1) What do you do?
I serve as the Executive Director of an organization called the West Philadelphia Alliance for Children (WePAC) which focuses on early childhood literacy in urban neighborhoods by re-opening formerly closed libraries in elementary schools and staffing them with skilled volunteers, donated resources and reading enrichment programs. We operate 12 libraries in some of the poorest communities in Philadelphia.
2) Tell me about your latest work or project in media literacy.
We’re about to open our 13th children’s library in January expanding the work we do to reach some 5,000 children each week. The biggest challenge has been to weed out the outdated collections that exist in these shuttered libraries and provide relevant material to these underserved kids.
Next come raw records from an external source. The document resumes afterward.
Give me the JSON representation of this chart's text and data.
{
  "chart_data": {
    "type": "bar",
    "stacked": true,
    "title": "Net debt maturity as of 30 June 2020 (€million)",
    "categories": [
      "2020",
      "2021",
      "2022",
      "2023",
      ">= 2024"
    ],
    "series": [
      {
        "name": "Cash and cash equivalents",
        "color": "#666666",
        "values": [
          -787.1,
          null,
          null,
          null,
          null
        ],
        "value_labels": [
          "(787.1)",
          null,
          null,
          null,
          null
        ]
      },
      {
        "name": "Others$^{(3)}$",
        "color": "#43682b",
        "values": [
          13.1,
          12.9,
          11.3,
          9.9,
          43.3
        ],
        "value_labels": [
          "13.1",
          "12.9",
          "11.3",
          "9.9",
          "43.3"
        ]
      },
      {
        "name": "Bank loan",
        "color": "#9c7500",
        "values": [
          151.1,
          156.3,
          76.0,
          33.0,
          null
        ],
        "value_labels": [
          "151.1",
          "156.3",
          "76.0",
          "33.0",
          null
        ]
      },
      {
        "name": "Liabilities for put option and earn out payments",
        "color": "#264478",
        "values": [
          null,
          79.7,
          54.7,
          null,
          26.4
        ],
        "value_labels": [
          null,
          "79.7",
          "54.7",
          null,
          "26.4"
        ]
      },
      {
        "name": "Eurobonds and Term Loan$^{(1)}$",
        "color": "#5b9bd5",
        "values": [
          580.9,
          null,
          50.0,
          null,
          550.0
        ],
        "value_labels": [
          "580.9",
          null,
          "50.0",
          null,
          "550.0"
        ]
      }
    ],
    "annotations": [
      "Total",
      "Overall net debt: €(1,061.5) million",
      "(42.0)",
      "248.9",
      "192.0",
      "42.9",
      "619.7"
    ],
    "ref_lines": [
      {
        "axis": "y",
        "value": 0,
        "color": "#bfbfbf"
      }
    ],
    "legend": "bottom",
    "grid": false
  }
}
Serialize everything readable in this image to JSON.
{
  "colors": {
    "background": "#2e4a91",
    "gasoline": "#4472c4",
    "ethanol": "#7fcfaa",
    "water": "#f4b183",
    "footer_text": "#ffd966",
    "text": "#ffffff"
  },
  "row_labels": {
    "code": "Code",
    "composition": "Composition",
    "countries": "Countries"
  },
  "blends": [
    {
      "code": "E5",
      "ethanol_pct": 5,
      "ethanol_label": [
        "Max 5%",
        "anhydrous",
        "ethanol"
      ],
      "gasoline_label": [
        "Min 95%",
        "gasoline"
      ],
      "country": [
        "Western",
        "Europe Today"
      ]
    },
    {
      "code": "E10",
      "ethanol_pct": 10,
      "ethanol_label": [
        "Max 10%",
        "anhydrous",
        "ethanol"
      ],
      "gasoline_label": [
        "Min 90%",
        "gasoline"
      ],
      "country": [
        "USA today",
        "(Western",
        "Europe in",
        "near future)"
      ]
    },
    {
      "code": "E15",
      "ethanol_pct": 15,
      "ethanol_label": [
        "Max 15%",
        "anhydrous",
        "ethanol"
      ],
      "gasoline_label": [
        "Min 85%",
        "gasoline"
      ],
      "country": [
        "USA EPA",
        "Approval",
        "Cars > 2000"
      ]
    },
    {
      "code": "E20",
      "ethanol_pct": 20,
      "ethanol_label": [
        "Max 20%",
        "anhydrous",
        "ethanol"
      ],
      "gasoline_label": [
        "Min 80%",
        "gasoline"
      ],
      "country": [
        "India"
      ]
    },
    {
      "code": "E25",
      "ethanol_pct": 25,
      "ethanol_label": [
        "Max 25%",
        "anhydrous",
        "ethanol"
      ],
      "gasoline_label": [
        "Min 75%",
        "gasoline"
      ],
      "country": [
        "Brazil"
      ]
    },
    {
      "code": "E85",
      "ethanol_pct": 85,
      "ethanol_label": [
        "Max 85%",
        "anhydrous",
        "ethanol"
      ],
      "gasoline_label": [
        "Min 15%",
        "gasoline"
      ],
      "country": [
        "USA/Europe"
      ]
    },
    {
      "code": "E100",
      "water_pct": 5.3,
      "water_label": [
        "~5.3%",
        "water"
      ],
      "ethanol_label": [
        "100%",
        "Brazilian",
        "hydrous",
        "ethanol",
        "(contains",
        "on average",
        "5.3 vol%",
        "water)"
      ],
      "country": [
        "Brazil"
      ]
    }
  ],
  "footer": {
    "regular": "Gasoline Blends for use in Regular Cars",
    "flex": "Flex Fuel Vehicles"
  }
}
3) Why is media literacy important to you?
The ability to think critically about what we read, see and hear is the first step toward understanding the world all of us are trying to navigate. The better our ability to do this (and the earliest in life we can develop this skill), the better chance we have for building better bridges of understanding among people from diverse walks of life.
4) What are you most excited about in the media literacy field?
I’m most excited about the rapid pace that media, in general, is growing and how our understanding of how literacy can determine how best to use this growth for good.
5) Why did you become a NAMLE member – what benefits do you see to membership and how will it support your work?
I believe that our ability to teach media literacy skills is one of the most important challenges before us — as an organization and as a country that is driven by media. If I can help lead us to grow in relevance and impact, I will consider my time as President successful.